Face à cette complexité, la première difficulté fut d’ordre technologique pour réaliser des maquettes répondant à des objectifs ambitieux tout en échangeant des données de manière fluide et efficace. Aujourd’hui les solutions informatiques (logiciels, plateformes collaboratives) ont répondu à cette problématique au-delà même des besoins réels des maîtres d’ouvrages et des maîtrises d’œuvre.
Mais avec cette nouvelle puissance des outils informatiques, il devient encore plus facile de tomber dans l’écueil du « faire du BIM pour faire du BIM ». En effet ils permettent la réalisation de maquettes de plus en plus complexes et volumineuses ainsi que l’échange toujours plus développé voire nébuleux de données. Aujourd’hui un défi majeur réside dans la maîtrise du processus pour arriver au juste besoin de tous les acteurs. Et la prise de conscience est réelle comme en témoigne le grand nombre d’allusions à cette problématique lors du BIM World 2022 de Paris. Lors de ce salon les difficultés et enjeux associés ont été évoqués à plusieurs reprises lors de conférences où sont intervenus des acteurs comme des maîtres d’ouvrages, maitres d’œuvres, entreprises, juristes et chercheurs, voir même éditeurs de logiciels et de plateformes.

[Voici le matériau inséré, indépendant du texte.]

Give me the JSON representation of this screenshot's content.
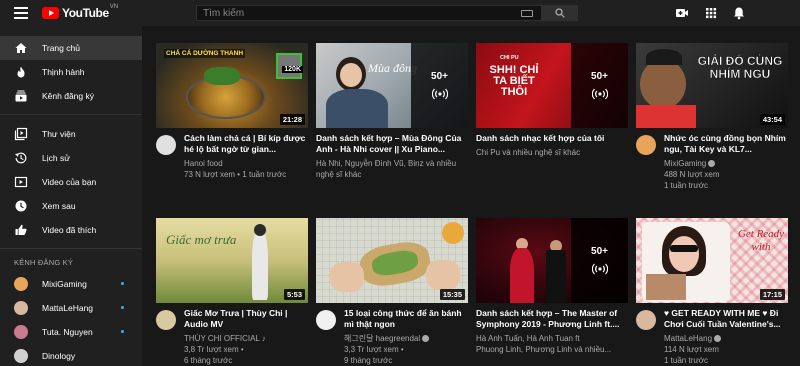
{
  "header": {
    "logo_text": "YouTube",
    "country_code": "VN",
    "search_placeholder": "Tìm kiếm"
  },
  "sidebar": {
    "primary": [
      {
        "label": "Trang chủ",
        "icon": "home-icon",
        "active": true
      },
      {
        "label": "Thịnh hành",
        "icon": "trending-icon"
      },
      {
        "label": "Kênh đăng ký",
        "icon": "subscriptions-icon"
      }
    ],
    "library": [
      {
        "label": "Thư viện",
        "icon": "library-icon"
      },
      {
        "label": "Lịch sử",
        "icon": "history-icon"
      },
      {
        "label": "Video của bạn",
        "icon": "your-videos-icon"
      },
      {
        "label": "Xem sau",
        "icon": "watch-later-icon"
      },
      {
        "label": "Video đã thích",
        "icon": "liked-icon"
      }
    ],
    "subscriptions_heading": "KÊNH ĐĂNG KÝ",
    "subscriptions": [
      {
        "label": "MixiGaming",
        "color": "#e8a55a",
        "new": true
      },
      {
        "label": "MattaLeHang",
        "color": "#d9b8a0",
        "new": true
      },
      {
        "label": "Tuta. Nguyen",
        "color": "#c97b92",
        "new": true
      },
      {
        "label": "Dinology",
        "color": "#d0d0d0",
        "new": false
      }
    ]
  },
  "videos": [
    {
      "title": "Cách làm chả cá | Bí kíp được hé lộ bất ngờ từ gian...",
      "channel": "Hanoi food",
      "stats": "73 N lượt xem • 1 tuần trước",
      "duration": "21:28",
      "thumb_label": "CHẢ CÁ DƯỜNG THANH",
      "avatar_color": "#e0e0e0"
    },
    {
      "title": "Danh sách kết hợp – Mùa Đông Của Anh - Hà Nhi cover || Xu Piano...",
      "channel": "Hà Nhi, Nguyễn Đình Vũ, Binz và nhiều nghệ sĩ khác",
      "stats": "",
      "mix_count": "50+",
      "thumb_label": "Mùa đông"
    },
    {
      "title": "Danh sách nhạc kết hợp của tôi",
      "channel": "Chi Pu và nhiều nghệ sĩ khác",
      "stats": "",
      "mix_count": "50+",
      "thumb_label": "SHH! CHỈ TA BIẾT THÔI",
      "thumb_small": "CHI PU"
    },
    {
      "title": "Nhức óc cùng đồng bọn Nhím ngu, Tài Key và KL7...",
      "channel": "MixiGaming",
      "stats": "488 N lượt xem",
      "stats2": "1 tuần trước",
      "verified": true,
      "duration": "43:54",
      "thumb_label": "GIẢI ĐỐ CÙNG NHÍM NGU",
      "avatar_color": "#e8a55a"
    },
    {
      "title": "Giấc Mơ Trưa | Thùy Chi | Audio MV",
      "channel": "THÙY CHI OFFICIAL ♪",
      "stats": "3,8 Tr lượt xem •",
      "stats2": "6 tháng trước",
      "duration": "5:53",
      "thumb_label": "Giấc mơ trưa",
      "avatar_color": "#d9c9a0"
    },
    {
      "title": "15 loại công thức để ăn bánh mì thật ngon",
      "channel": "해그린달 haegreendal",
      "stats": "3,3 Tr lượt xem •",
      "stats2": "9 tháng trước",
      "verified": true,
      "duration": "15:35",
      "avatar_color": "#f0f0f0"
    },
    {
      "title": "Danh sách kết hợp – The Master of Symphony 2019 - Phương Linh ft....",
      "channel": "Hà Anh Tuấn, Hà Anh Tuan ft",
      "stats": "Phuong Linh, Phương Linh và nhiều...",
      "mix_count": "50+"
    },
    {
      "title": "♥ GET READY WITH ME ♥ Đi Chơi Cuối Tuần Valentine's...",
      "channel": "MattaLeHang",
      "stats": "114 N lượt xem",
      "stats2": "1 tuần trước",
      "verified": true,
      "duration": "17:15",
      "thumb_label": "Get Ready with",
      "avatar_color": "#d9b8a0"
    }
  ]
}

Le BIM est un processus en mouvement car il s’agit d’évoluer en fonction des typologies de bâtiments, de la maturité des acteurs, des besoins des maîtrises d’ouvrages ou des phases de projets. Cela tout en prenant en compte l’évolution des règlementations comme l’arrivée récente de la nécessaire et ambitieuse RE2020. Or les outils permettent de prendre en compte de plus en plus de contraintes et de données, d’automatiser de plus en plus de calculs, amenant à une maitrise de la conception nécessaire pour prendre en compte ces règlementations. Il y a donc fort à parier que les concepteurs vont se tourner encore davantage vers le BIM. C’est une formidable opportunité de développer le processus en lui-même, même si la menace d’une sur-complexification n’a jamais été aussi présente. Et toutes les entreprises ne sont pas prêtes pour ça.
En plus du risque de complexification excessive et de perte d’acteurs en cours de route, la qualité des modèles est aussi en jeu. Il peut devenir difficile d’atteindre des objectifs parfois irrationnels, surtout quand ils ne sont pas clairs au départ. Finalement, il y a de plus en plus de risques d’être confronté à des informations manquantes ou mal renseignées dans les modèles.
Côté maîtrise d’ouvrage, l’un des premiers objectifs du BIM est de faciliter la gestion, l’exploitation et la maintenance des patrimoines immobiliers. La pérennité de fichiers toujours plus lourds et complexes pose question. Si les outils mis à disposition des maîtres d’ouvrage à la livraison des bâtiments ne sont pas adaptés car trop complexes ou à côté des besoins réels, il y a un risque qu’ils ne soient pas utilisés par leurs équipes. La juste définition du besoin dès la phase de programmation est nécessaire pour travailler sur des bases saines en adéquation avec les usages futurs du bâtiment.
Etant de plus critiqué pour l’entrave qu’il peut représenter à la conception architecturale et technique, une orientation vers la sobriété numérique du processus collaboratif semble nécessaire. Selon le terme souvent employé par Philippe Bihouix, spécialiste des low-tech, il conviendrait d’agir avec plus de « techno-discernement ». Aussi chez Kardham nous sommes convaincus que, comme toute technologie et processus, le BIM se doit d’être au service du projet et de ses acteurs, tout au long de la chaine de valeur des bâtiments, et non l’inverse.